Nike settles with designers it accused of stealing secrets

A shoe is displayed in the Nike store in Santa Monica, California, September 25, 2013. NIKE, Inc. plans to release its first quarter fiscal 2014 financial results on Thursday, September 26, 2013. REUTERS/Lucy Nicholson·Reuters

By Andrew Chung

NEW YORK (Reuters) - Nike Inc has settled a lawsuit against three former shoe designers it had accused of stealing its commercial secrets and taking them to German rival Adidas AG with plans to open a footwear design studio in Brooklyn.

The designers' attorney, Matt Levin, said in a statement Tuesday that the case had been resolved through a confidential settlement. Both Nike and Adidas declined to comment, but a clerk with the state court in Oregon, where the lawsuit was filed, said both sides agreed to dismiss the matter on June 4.

Nike, the world's largest sportswear maker, sued Denis Dekovic, Marc Dolce and Mark Miner last December for at least $10 million in damages, alleging that the trio started consulting for Adidas while still working at Nike, violating their non-compete agreements.

Before leaving Nike, the complaint alleged, the designers copied sensitive documents, including drawings for an unreleased shoe made for one of Nike's sponsored athletes, and tried to cover their tracks by erasing emails and text messages from their work-issued cellphones and laptops.
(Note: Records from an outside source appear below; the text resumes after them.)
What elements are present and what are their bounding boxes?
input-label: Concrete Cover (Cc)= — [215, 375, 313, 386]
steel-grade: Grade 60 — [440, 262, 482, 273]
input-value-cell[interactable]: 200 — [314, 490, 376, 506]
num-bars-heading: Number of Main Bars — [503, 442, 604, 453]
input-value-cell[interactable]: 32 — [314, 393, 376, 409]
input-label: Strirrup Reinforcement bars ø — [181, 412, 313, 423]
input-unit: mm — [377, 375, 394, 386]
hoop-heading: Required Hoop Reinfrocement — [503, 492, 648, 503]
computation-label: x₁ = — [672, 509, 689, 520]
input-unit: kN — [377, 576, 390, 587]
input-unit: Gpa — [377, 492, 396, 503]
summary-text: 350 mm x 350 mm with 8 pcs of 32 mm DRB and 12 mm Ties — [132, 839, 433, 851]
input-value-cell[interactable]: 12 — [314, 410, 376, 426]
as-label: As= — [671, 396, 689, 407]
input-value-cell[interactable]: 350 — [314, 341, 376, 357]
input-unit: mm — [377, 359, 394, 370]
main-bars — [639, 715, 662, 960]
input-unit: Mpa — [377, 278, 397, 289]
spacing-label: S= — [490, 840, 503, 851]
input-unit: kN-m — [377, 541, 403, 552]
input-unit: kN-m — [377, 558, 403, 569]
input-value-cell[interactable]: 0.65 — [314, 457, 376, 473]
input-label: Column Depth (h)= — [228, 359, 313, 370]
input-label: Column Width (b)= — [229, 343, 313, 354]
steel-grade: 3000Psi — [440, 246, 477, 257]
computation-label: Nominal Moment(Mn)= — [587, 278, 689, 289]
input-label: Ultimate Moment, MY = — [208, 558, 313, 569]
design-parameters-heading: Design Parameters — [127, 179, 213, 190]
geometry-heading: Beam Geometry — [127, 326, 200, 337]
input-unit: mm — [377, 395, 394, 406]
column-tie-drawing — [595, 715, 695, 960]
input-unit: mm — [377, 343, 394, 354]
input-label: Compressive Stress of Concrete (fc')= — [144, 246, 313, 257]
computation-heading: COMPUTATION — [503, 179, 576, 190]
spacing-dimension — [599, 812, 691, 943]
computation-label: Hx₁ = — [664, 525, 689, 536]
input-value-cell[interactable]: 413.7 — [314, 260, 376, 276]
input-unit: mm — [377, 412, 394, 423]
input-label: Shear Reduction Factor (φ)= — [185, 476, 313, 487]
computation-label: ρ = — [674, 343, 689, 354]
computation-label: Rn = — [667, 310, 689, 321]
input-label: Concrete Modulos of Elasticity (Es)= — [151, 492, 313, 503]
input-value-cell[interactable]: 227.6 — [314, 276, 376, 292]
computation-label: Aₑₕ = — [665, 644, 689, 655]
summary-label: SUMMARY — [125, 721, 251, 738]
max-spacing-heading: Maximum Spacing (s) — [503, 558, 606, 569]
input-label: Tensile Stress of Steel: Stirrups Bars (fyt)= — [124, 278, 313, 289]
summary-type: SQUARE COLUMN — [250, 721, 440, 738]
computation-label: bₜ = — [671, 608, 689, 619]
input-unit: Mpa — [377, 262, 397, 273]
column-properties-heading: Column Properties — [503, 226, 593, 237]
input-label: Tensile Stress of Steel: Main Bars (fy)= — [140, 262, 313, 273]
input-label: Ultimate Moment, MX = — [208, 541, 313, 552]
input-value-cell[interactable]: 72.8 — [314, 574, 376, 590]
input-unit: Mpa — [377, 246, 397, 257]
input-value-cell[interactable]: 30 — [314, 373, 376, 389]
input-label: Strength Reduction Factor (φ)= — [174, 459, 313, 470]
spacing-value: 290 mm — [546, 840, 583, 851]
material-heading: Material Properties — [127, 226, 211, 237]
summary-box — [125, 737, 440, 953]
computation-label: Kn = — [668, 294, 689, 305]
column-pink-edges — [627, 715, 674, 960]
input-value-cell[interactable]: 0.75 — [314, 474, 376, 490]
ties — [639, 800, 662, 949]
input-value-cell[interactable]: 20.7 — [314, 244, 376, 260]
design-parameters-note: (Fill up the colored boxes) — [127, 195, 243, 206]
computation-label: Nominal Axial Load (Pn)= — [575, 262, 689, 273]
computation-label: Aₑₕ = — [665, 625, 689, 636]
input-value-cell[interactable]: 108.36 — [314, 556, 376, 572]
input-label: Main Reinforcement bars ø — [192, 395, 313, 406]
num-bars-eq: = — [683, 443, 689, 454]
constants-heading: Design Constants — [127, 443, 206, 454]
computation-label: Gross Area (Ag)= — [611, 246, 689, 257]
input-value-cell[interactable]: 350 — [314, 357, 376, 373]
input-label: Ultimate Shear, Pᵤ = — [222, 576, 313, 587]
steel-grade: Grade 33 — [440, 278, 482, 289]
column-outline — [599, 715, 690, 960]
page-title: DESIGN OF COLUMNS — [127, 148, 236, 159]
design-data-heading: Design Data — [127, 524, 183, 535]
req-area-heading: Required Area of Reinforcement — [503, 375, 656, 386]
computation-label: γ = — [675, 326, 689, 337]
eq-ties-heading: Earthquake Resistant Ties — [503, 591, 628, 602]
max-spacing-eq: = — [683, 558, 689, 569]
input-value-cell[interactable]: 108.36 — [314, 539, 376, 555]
Nike's complaint said the trio brought Adidas information about Nike's plans for its running, sportswear and soccer lines and pitched Adidas on a design studio that was a knockoff of its own design lab.

Last September, Adidas announced it would open an urban footwear design studio in Brooklyn, to be staffed by Dekovic, Dolce and Miner.

Nike also claimed that Adidas knew of the non-compete agreements and promised to pay for any legal fallout.

In a countersuit filed in May, the designers had claimed that Nike invaded their privacy and broke federal law in accessing their personal electronic communications. They said Nike's corporate culture was "stifling their creativity" and that their idea for a design studio did not rely on Nike's confidential information.

The case is Nike, Inc v Denis Dekovic, Marc Dolce, and Mark Miner, in the Circuit Court of the State of Oregon for the County of Multnomah, No. 14-cv-18876.